Refusing to Take Medications Can Land You in Prison


Some medical conditions are such a threat to public health that officials in a number of countries have sentenced patients to prison for refusing to take their medications.  While this sounds unbelievable, it’s a practice that has been in place for a few decades, and the idea has even been floated by lawmakers in the United States as well.  In fact, some believe that such a penalty is a foregone conclusion if we ever experience a contagious outbreak that threatens the general population.


Inspiration for trying to legislate similar laws in the United States comes from cases in Nigeria where people who are infected with tuberculosis have been imprisoned for the duration of their treatments.  Some treatments can last for as long as two years, and there’s also a chance that the infection can re-emerge over the course of time as well.  Consequently, if patients do not take their medicine, and follow other precautions to minimize their threat to the public, they can be locked up for a long period of time, even indefinitely if a judge is so inclined.


Effective Deterrence?

Unfortunately, these extreme measures are proving to be somewhat beneficial as they virtually guarantee that people who are carriers of contagious diseases are being monitored and properly treated.
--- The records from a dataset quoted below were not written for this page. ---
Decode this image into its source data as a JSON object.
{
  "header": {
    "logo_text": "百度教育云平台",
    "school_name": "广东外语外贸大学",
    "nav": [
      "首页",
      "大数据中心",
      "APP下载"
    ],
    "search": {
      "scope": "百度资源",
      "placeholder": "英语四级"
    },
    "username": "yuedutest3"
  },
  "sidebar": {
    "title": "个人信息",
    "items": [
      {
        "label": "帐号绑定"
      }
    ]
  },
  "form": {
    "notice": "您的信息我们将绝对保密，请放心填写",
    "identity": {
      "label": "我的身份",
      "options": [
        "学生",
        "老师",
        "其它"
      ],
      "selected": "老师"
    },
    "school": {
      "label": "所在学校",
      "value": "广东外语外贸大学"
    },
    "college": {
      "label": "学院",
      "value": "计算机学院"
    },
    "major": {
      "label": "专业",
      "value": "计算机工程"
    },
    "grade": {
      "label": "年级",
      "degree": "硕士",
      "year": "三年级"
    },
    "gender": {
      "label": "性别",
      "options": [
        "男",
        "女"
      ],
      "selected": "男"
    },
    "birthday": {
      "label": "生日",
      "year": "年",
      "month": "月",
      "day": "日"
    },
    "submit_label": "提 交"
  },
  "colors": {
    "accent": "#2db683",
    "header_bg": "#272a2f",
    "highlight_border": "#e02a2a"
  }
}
This has sent signals to officials to double-down on this policy, expand enforcement, and incarcerate the ill and infirm for as long as they deem appropriate.


While some can argue that if people take their medication as directed, and follow instructions from their physicians, then they will never have to encounter this problem.  On the other hand, having access to medication, coping with side effects and taking meds that are ineffective can all influence whether or not someone complies.  It’s mitigating factors such as these that are overlooked by the legal system, and patients have little recourse when they are used against them.



One thing that has emerged from these policies is that people who are imprisoned for contagious diseases are becoming marginalized by society.  It’s difficult to get a job or rent a suitable place to live, and children of infected parents are often the target of ridicule and bullying.  Additionally, patients need to undergo constant monitoring and inspections by officials after release to ensure that they’re compliant over the long-term.  In other words, simply getting sick and not doing what the government tells them is enough to cast a dark cloud over patients for the rest of their lives.


Fortunately, we’ve been lucky that contagious outbreaks have been contained in this country in recent history.  However, it’s just a matter of time before some nasty bug starts circulating among the general population, and officials will be inclined to take extreme measures to show they are keeping its spread at bay.  In fact, infected individuals will probably be targeted and aggressively-pursued as officials make an example out of them in order to show the public that they’re doing something to respond to the crisis.


Government Roundup Waiting in the Wings

This is one of the reasons that FEMA has built so many compounds across the country.  While they’re currently being used to house illegal immigrants, they can easily be re-purposed to contain disease-carrying individuals until whoever is in charge decides that they’re free to go.  So, the government does have a plan for this type of contingency, and there’s no doubt that they will be put into effect once that day comes.


Another concern of civil libertarians is that these programs can be abused by opportunistic politicians as a way to essentially quarantine undesirable individuals if the opportunity presents itself.  In fact, we don’t have to look far in our history to see how hysterics and flimsy evidence can be more than enough to generate momentum and public support for the intrusion of the government into our lives.


Put yourself in a similar situation, and imagine how you would react if the government was trying to forcibly-quarantine you or someone in your family.  This is something that is hard to imagine, yet it’s also not beyond the realm of possibility when the next contagious outbreak occurs.  Consequently, it’s important to be prepared so that you’ll have options to fall back on when that time comes.